MELBOURNE, FLA.—To kick off the “Year of the Comet,” Florida Institute of Technology’s F.W. Olin Observatory will be open to the public on the evening of March 18, from 8 to 10 p.m., for a viewing of Comet Pan-STARRS. Members of the Student Astronomical Society will be on hand to answer any questions.

Comets are icy bodies that originate in the outer solar system, some of which are 50,000 times further away from the Sun than the Earth. Consequently, comets can have orbital periods of several hundred thousand years; most comets we only get to see once. As they approach the Sun some of their ice is evaporated producing a characteristic tail and coma, or bright nucleus.
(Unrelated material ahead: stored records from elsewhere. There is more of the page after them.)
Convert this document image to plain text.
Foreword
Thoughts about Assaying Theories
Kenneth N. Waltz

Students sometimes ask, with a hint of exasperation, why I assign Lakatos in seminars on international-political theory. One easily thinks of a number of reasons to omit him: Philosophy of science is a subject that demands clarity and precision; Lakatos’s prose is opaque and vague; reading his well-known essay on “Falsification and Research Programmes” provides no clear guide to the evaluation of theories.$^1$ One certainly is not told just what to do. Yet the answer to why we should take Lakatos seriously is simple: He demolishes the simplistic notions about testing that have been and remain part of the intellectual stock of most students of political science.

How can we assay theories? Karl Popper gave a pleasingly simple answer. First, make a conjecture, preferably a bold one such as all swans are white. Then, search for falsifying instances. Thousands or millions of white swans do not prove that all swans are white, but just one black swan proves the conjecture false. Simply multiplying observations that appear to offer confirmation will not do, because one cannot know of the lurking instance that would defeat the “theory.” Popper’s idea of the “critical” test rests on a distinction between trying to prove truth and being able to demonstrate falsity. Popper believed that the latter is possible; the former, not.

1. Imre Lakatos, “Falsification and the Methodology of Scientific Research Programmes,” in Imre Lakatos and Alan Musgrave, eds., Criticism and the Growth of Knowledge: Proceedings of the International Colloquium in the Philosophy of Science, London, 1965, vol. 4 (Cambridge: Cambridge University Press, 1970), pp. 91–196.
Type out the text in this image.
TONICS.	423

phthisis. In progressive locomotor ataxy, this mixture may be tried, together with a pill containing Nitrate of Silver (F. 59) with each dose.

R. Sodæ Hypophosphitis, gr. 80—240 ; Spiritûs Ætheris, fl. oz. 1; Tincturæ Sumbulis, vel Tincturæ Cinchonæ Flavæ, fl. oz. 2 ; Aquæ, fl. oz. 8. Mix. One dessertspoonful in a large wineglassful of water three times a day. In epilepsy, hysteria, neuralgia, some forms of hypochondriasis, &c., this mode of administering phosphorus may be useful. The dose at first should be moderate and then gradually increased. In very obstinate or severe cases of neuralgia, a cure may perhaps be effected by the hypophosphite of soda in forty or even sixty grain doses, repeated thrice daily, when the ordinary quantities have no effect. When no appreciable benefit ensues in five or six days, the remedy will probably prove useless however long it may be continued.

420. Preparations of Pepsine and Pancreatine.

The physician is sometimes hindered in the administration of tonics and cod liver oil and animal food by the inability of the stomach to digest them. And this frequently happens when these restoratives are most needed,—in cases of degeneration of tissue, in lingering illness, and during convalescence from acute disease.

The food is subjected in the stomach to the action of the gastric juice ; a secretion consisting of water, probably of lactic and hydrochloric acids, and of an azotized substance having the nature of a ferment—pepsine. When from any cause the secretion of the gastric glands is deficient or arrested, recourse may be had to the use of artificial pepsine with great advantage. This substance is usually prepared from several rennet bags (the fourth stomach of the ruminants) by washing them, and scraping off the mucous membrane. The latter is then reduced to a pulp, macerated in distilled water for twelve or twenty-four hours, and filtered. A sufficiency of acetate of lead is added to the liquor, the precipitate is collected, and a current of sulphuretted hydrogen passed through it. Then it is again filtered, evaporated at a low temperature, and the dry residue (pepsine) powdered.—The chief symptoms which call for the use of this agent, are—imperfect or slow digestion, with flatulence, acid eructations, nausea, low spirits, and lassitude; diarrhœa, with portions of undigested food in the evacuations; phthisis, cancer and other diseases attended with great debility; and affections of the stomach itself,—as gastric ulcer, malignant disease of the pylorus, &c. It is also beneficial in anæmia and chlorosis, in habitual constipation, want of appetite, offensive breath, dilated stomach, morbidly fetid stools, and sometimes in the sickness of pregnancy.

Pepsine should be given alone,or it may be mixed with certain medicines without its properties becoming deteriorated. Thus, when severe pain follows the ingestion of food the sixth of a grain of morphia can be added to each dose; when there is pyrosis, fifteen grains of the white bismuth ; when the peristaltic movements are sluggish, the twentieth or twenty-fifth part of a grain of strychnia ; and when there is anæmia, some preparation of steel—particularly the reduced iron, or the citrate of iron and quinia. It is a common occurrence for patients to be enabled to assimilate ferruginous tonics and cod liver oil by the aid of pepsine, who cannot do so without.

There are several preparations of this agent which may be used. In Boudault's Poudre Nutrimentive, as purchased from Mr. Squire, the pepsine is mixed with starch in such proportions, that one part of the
Comet Pan-STARRS bears the name of the Panoramic Survey Telescope and Rapid Response System, a telescopic survey that discovered it in June 2011. Developed in 2010 at the University of Hawaii’s Institute for Astronomy, the Pan-STARRS project observes the entire sky on a continual basis. Its main objective is to discover and characterize approaching objects that may endanger Earth.

Previously seen in the Southern Hemisphere, Comet Pan-STARRS is one of two comets visible to the naked eye this year. Comet ISON, which is expected to be brighter and more spectacular than Comet Pan-STARRS, will make its appearance in November.

The comet viewing at Florida Tech will take place in then F.W. Olin Observatory on the fourth floor of the F.W. Olin Physical Sciences Building on campus. In the event of bad weather, there will be another opportunity to see the comet through a telescope during Florida Tech’s monthly Science Public Lecture and observatory open house March 22.